Updated

Sometimes it seems the United States and the interim Iraqi government (search) have their lines crossed, with contradictory messages being sent about security 50 days before landmark elections.

One example: Just hours after Washington announced last week that it would send 12,000 more troops to help with Iraq's Jan. 30 elections, a top Iraqi official said the extra American forces weren't need.

"We don't want to involve the multinational forces in the election affairs," said Qassim Dawoud, minister of state for national security (search). "We are taking our measures to provide security to our society."

Dawoud hasn't been alone in saying one thing about the security situation in Iraq while his government's U.S. backers have declared just the opposite.

The mixed messages of late also swirl over the state of Iraq's unrelenting insurgency — whether Iraq's forces are capable of crushing it and the wisdom of even holding the vote as scheduled in the midst of ongoing violence.

The Americans are clearly worried. The decision to bring in 12,000 more troops raises U.S. force levels to 150,000, more than the Bush Administration (search) committed to the 2003 invasion to topple Saddam Hussein.

"It had been our hope that we would be able to have a combination of increases that mainly were Iraqi troops increases," Gen. John Abizaid, the head of U.S. Central Command, said last week. "And while the Iraqi troops are larger in number than they used to be, those forces have to be seasoned more, trained more. So, it's necessary to bring more American forces."

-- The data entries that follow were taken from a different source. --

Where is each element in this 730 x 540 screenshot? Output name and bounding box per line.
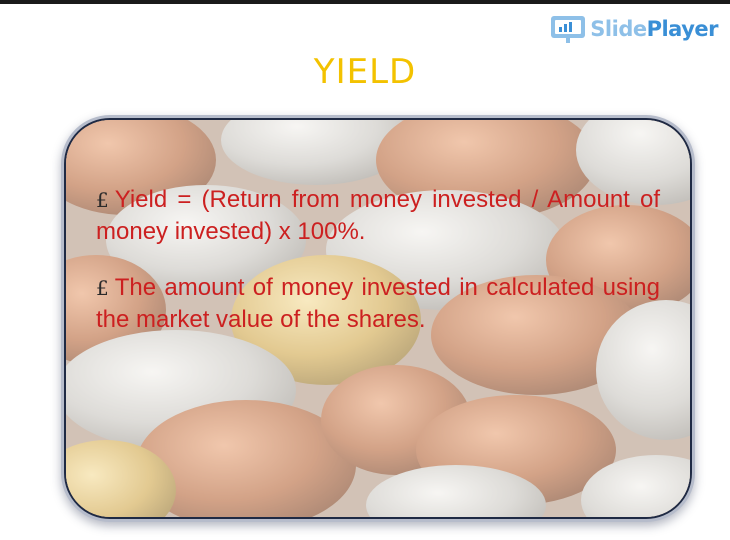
- slide-body: £ Yield = (Return from money invested / A…: [96, 184, 660, 360]
- paragraph-text: The amount of money invested in calculat…: [96, 274, 660, 333]
- logo-wordmark-part1: Slide: [590, 17, 647, 41]
- slide-title: YIELD: [313, 52, 417, 92]
- pound-bullet-icon: £: [96, 188, 109, 212]
- paragraph-text: Yield = (Return from money invested / Am…: [96, 186, 660, 245]
- logo-wordmark-part2: Player: [646, 17, 719, 41]
- logo-wordmark: SlidePlayer: [590, 17, 718, 41]
- presentation-board-icon: [550, 14, 586, 44]
- content-card: £ Yield = (Return from money invested / A…: [66, 120, 690, 517]
- slideplayer-logo[interactable]: SlidePlayer: [550, 12, 719, 46]
- bullet-paragraph: £ Yield = (Return from money invested / A…: [96, 184, 660, 248]
- top-border: [0, 0, 730, 4]
- pound-bullet-icon: £: [96, 276, 109, 300]
- bullet-paragraph: £ The amount of money invested in calcula…: [96, 272, 660, 336]
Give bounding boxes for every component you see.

Those fears appear to be well-founded. Attacks have surged in recent days with dozens of Iraqis and many Americans killed.

The insurgents seem able to strike nearly at will, even at difficult or well-armed targets. An Iraqi National Guard patrol was hit, as was a police station just yards from the heavily fortified Green Zone, home to the U.S. Embassy and headquarters of the U.S.-sponsored interim government in downtown Baghdad.

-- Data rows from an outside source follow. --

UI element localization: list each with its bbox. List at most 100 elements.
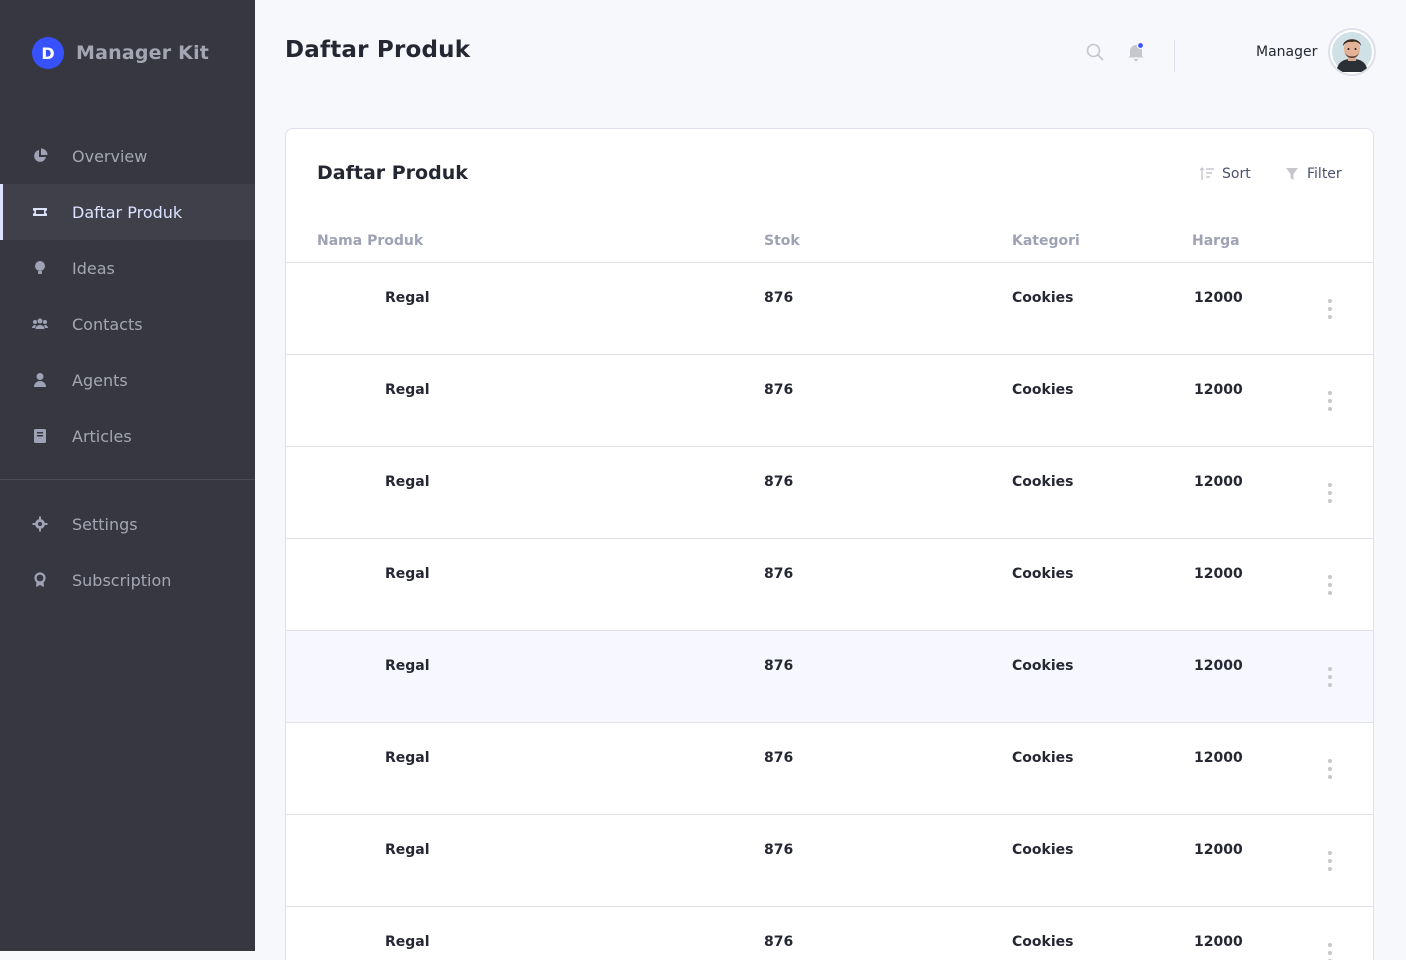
filter-icon [1286, 168, 1298, 180]
table-row[interactable]: Regal 876 Cookies 12000 [286, 263, 1373, 355]
sort-button[interactable]: Sort [1200, 166, 1251, 182]
cell-harga: 12000 [1194, 658, 1243, 674]
cell-nama-produk: Regal [385, 842, 430, 858]
more-options-icon[interactable] [1324, 851, 1336, 871]
cell-kategori: Cookies [1012, 290, 1074, 306]
cell-nama-produk: Regal [385, 290, 430, 306]
table-row[interactable]: Regal 876 Cookies 12000 [286, 631, 1373, 723]
cell-harga: 12000 [1194, 750, 1243, 766]
sidebar-item-label: Ideas [72, 258, 115, 278]
cell-nama-produk: Regal [385, 474, 430, 490]
sidebar-item-label: Subscription [72, 570, 172, 590]
card-title: Daftar Produk [317, 162, 468, 184]
sidebar-item-articles[interactable]: Articles [0, 408, 255, 464]
more-options-icon[interactable] [1324, 943, 1336, 960]
sort-label: Sort [1222, 166, 1251, 182]
cell-stok: 876 [764, 566, 794, 582]
book-icon [32, 428, 48, 444]
more-options-icon[interactable] [1324, 575, 1336, 595]
cell-stok: 876 [764, 934, 794, 950]
table-body: Regal 876 Cookies 12000 Regal 876 Cookie… [286, 263, 1373, 960]
brand-name: Manager Kit [76, 42, 210, 64]
sidebar-item-label: Overview [72, 146, 148, 166]
sidebar-item-label: Agents [72, 370, 128, 390]
cell-harga: 12000 [1194, 290, 1243, 306]
cell-kategori: Cookies [1012, 658, 1074, 674]
sidebar-item-settings[interactable]: Settings [0, 496, 255, 552]
sidebar-item-label: Settings [72, 514, 138, 534]
award-icon [32, 572, 48, 588]
column-header-harga[interactable]: Harga [1192, 233, 1240, 249]
cell-stok: 876 [764, 290, 794, 306]
cell-harga: 12000 [1194, 474, 1243, 490]
notification-bell-icon[interactable] [1127, 41, 1145, 62]
sort-icon [1200, 167, 1214, 180]
table-row[interactable]: Regal 876 Cookies 12000 [286, 907, 1373, 960]
sidebar-item-label: Articles [72, 426, 132, 446]
sidebar-item-label: Daftar Produk [72, 202, 183, 222]
table-row[interactable]: Regal 876 Cookies 12000 [286, 539, 1373, 631]
column-header-kategori[interactable]: Kategori [1012, 233, 1080, 249]
table-row[interactable]: Regal 876 Cookies 12000 [286, 355, 1373, 447]
cell-nama-produk: Regal [385, 934, 430, 950]
table-row[interactable]: Regal 876 Cookies 12000 [286, 815, 1373, 907]
sidebar-divider [0, 479, 255, 480]
column-header-nama-produk[interactable]: Nama Produk [317, 233, 423, 249]
cell-stok: 876 [764, 382, 794, 398]
header-divider [1174, 40, 1175, 72]
cell-kategori: Cookies [1012, 474, 1074, 490]
table-row[interactable]: Regal 876 Cookies 12000 [286, 723, 1373, 815]
cell-harga: 12000 [1194, 382, 1243, 398]
table-row[interactable]: Regal 876 Cookies 12000 [286, 447, 1373, 539]
more-options-icon[interactable] [1324, 759, 1336, 779]
brand[interactable]: D Manager Kit [32, 37, 209, 69]
sidebar-item-agents[interactable]: Agents [0, 352, 255, 408]
avatar[interactable] [1328, 28, 1376, 76]
cell-kategori: Cookies [1012, 566, 1074, 582]
product-list-card: Daftar Produk Sort Filter Nama Produk St… [285, 128, 1374, 960]
pie-chart-icon [32, 148, 48, 164]
sidebar-main-nav: Overview Daftar Produk Ideas Contacts Ag… [0, 128, 255, 464]
search-icon[interactable] [1086, 43, 1104, 61]
sidebar-item-contacts[interactable]: Contacts [0, 296, 255, 352]
table-header: Nama Produk Stok Kategori Harga [286, 225, 1373, 263]
lightbulb-icon [32, 260, 48, 276]
filter-button[interactable]: Filter [1285, 166, 1342, 182]
cell-stok: 876 [764, 842, 794, 858]
sidebar-item-ideas[interactable]: Ideas [0, 240, 255, 296]
sidebar-item-label: Contacts [72, 314, 143, 334]
cell-harga: 12000 [1194, 566, 1243, 582]
cell-harga: 12000 [1194, 842, 1243, 858]
cell-kategori: Cookies [1012, 382, 1074, 398]
sidebar-secondary-nav: Settings Subscription [0, 496, 255, 608]
user-name[interactable]: Manager [1256, 44, 1317, 60]
brand-logo-letter: D [41, 43, 55, 63]
users-icon [32, 316, 48, 332]
cell-nama-produk: Regal [385, 566, 430, 582]
cell-nama-produk: Regal [385, 382, 430, 398]
column-header-stok[interactable]: Stok [764, 233, 800, 249]
cell-kategori: Cookies [1012, 934, 1074, 950]
more-options-icon[interactable] [1324, 391, 1336, 411]
sidebar-item-overview[interactable]: Overview [0, 128, 255, 184]
ticket-icon [32, 204, 48, 220]
more-options-icon[interactable] [1324, 667, 1336, 687]
cell-nama-produk: Regal [385, 658, 430, 674]
sidebar-item-subscription[interactable]: Subscription [0, 552, 255, 608]
agent-icon [32, 372, 48, 388]
page-title: Daftar Produk [285, 37, 471, 63]
cell-kategori: Cookies [1012, 842, 1074, 858]
sidebar-item-daftar-produk[interactable]: Daftar Produk [0, 184, 255, 240]
brand-logo-icon: D [32, 37, 64, 69]
cell-stok: 876 [764, 750, 794, 766]
more-options-icon[interactable] [1324, 299, 1336, 319]
cell-kategori: Cookies [1012, 750, 1074, 766]
cell-stok: 876 [764, 658, 794, 674]
gear-icon [32, 516, 48, 532]
filter-label: Filter [1307, 166, 1342, 182]
cell-stok: 876 [764, 474, 794, 490]
cell-nama-produk: Regal [385, 750, 430, 766]
sidebar: D Manager Kit Overview Daftar Produk Ide… [0, 0, 255, 951]
more-options-icon[interactable] [1324, 483, 1336, 503]
cell-harga: 12000 [1194, 934, 1243, 950]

But any security concerns would be hard to detect coming from Brooska Noori Shawis, secretary general of the Iraqi defense ministry.

"I think that we don't need to be worried so much that the security problem will cause bad results for the elections," he said. "When the majority of the people of Iraq decide that it has to be held, we have to do it because we are representing the people of Iraq and we are representing their interests."

Perhaps such statements from the Iraqis are no surprise. Many of them are relative political neophytes, having returned from years of exile to assume top government posts.

And Dawoud may be one of the government's loosest cannons. He has become notorious for announcing the arrests of wanted Baathists who haven't been arrested and announcing the release of people who haven't been released.

For a brief time last month, the two sides' message coincided. Iraqi and American officials had pointed to the invasion of the insurgent hotbed of Fallujah as something that smashed the rebels and significantly improved the chances for the vote.

In the last several days, however, rebels have launched several major deadly strikes. The Americans have now backed away from assured remarks from Lt. Gen. John Sattler, commander of the 1st Marine Expeditionary Force, that the attack had "broken the back" of the insurgency.

"Things are better now then they were a month ago, but things are still not good enough," Abizaid said.

And the NATO commander, on a visit last week, said Iraq is going nearly as well as he had expected.

"I am very pleased with what is going on in Afghanistan, but at the beginning I would have projected the opposite, with Iraq coming along faster," said Marine Gen. James Jones, the supreme commander in Europe. Afghanistan just held an election that, while not perfect, went smoothly.

Iraqi leaders, on the other hand, continue to speak with great bravado.

Shawis told The Associated Press that the insurgents in Fallujah "got a very, very hard lecture and the insurgency will decrease and you will see it."

Akeel Al-Safar, deputy national security minister, was similarly confident, telling the Al-Arabiya satellite channel that recent attacks did not represent an escalation in violence, but were the "death throes that those mercenaries and infiltrators are suffering."